Cable TV and encryption

The latest buzz phrase in the TV-provider scene is: "Station X is obliged to encrypt their signal because they have the rights for the Italian territory only. Melita have acquired the rights for the Maltese territory". It started with the World Cup,...

The latest buzz phrase in the TV-provider scene is: "Station X is obliged to encrypt their signal because they have the rights for the Italian territory only. Melita have acquired the rights for the Maltese territory". It started with the World Cup, then to rugby, and now to Champions League and Formula 1.

Melita are trying to give the impression that the encryption issue is something new (with Melita obliging the Italian channels to encrypt their satellite transmissions) and that they are doing us a favour by buying rights for those events.

The facts are different. Italian channels have always encrypted those programmes because their satellite signal covers all of Europe. Yet we were still able to watch them on cable simply because while Melita re-transmit those channels from satellite, they use the signal from the conventional aerial during encrypted programmes. This explains the poor picture quality in the summer months during an encrypted Formula 1 GP or MotoGp race.

The encrypted programmes are more than what Melita are leading us to believe. Champions League on Mediaset was encrypted even when PBS had the exclusive rights, like Formula One when Net TV had the rights. Italian stations encrypt some films, some sports news, programmes and games (such as national team matches), some series, cartoons and soap-operas, etc. Melita never put black screens on these programmes. One might think that by doing so, their "customers" will suffer, but long-term I am sure that if Melita blacked out all the encrypted programmes, many of those with the reception service (which Melita call terrestrial channels) will remove it.

Ironically, many reception service subscribers need it mainly for the Maltese channels (which we can't get properly in Malta) and for the Education 22 Champions League game of which Melita had a monopoly. If an aerial would still be needed to watch the encrypted events, then there are cheaper alternatives for Maltese stations.
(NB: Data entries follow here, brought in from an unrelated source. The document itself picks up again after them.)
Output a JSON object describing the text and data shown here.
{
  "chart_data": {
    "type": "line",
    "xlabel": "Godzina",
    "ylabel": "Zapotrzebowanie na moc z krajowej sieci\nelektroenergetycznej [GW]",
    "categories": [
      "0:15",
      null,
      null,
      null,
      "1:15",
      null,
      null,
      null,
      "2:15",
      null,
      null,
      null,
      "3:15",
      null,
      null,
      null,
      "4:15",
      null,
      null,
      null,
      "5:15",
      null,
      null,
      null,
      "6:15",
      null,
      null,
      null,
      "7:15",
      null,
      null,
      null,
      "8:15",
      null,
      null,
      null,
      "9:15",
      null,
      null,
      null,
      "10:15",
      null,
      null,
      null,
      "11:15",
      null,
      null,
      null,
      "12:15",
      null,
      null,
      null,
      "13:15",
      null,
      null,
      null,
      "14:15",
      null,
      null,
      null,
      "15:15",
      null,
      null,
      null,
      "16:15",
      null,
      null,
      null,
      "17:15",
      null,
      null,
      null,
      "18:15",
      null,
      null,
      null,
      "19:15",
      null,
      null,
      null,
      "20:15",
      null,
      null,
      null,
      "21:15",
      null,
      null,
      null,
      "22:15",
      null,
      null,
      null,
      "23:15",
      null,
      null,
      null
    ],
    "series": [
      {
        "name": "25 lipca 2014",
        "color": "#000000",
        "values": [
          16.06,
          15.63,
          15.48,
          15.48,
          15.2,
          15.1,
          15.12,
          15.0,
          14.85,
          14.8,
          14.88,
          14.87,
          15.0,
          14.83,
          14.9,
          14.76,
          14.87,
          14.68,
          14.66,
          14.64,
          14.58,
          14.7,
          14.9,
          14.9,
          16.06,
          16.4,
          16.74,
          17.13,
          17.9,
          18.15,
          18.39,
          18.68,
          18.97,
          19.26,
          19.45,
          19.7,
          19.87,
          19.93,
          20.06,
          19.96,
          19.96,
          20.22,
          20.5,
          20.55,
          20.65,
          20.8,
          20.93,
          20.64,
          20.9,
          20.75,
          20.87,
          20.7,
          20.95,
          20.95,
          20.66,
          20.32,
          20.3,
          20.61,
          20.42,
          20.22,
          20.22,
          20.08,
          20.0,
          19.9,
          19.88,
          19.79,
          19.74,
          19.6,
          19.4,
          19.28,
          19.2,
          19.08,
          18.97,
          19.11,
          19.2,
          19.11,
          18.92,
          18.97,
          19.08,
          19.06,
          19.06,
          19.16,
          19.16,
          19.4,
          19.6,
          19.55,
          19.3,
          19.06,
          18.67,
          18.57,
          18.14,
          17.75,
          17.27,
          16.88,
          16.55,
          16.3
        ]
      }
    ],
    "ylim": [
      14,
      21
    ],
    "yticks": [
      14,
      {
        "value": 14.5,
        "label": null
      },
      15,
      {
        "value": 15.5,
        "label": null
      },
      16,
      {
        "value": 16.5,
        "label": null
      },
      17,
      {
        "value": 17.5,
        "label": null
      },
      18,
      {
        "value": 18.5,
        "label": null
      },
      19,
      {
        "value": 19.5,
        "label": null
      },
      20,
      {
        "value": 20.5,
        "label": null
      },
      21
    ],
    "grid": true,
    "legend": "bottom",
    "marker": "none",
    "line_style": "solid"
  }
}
The truth behind this "encrypted" story is that now Melita are facing competition from at least one other provider, so they are now enforcing something which they had been conveniently ignoring since day one - and buying as many exclusive rights as possible to drive out the competition.

I think that long-term Melita are biting the arm that feeds them, because if they keep buying rights for every event and putting them into one sports channel package, increasing its price, this will be too expensive for someone who isn't interested in all the sports. Why should one pay 50 per cent extra for Formula 1 when one only wants Premier League or Lm60 for an F1 season?

Legally the Italian channels are doing their part by encrypting what they can't transmit outside their territory (they are listed on teletext). Yet we still see many of them because Melita are conveniently choosing when these channels can "violate territorial transmission rights" and when not according to whether these programmes can generate revenue or not for Melita. So it would be better if Melita defined a standard stand: either all programmes transmitted by these Italian channels are allowed to pass on to our TV sets, or else all of them are blacked out.

At the end of the day I don't know who stands to lose most - subscribers or Melita - if these encryption issues were brought up with the Italian stations (maybe Melita can tell us how much they pay for the rights to re-transmit the Italian stations). It's good to remind Melita that many have not forgotten the TelePiu farce of their early days so they won't be surprised by a similar story.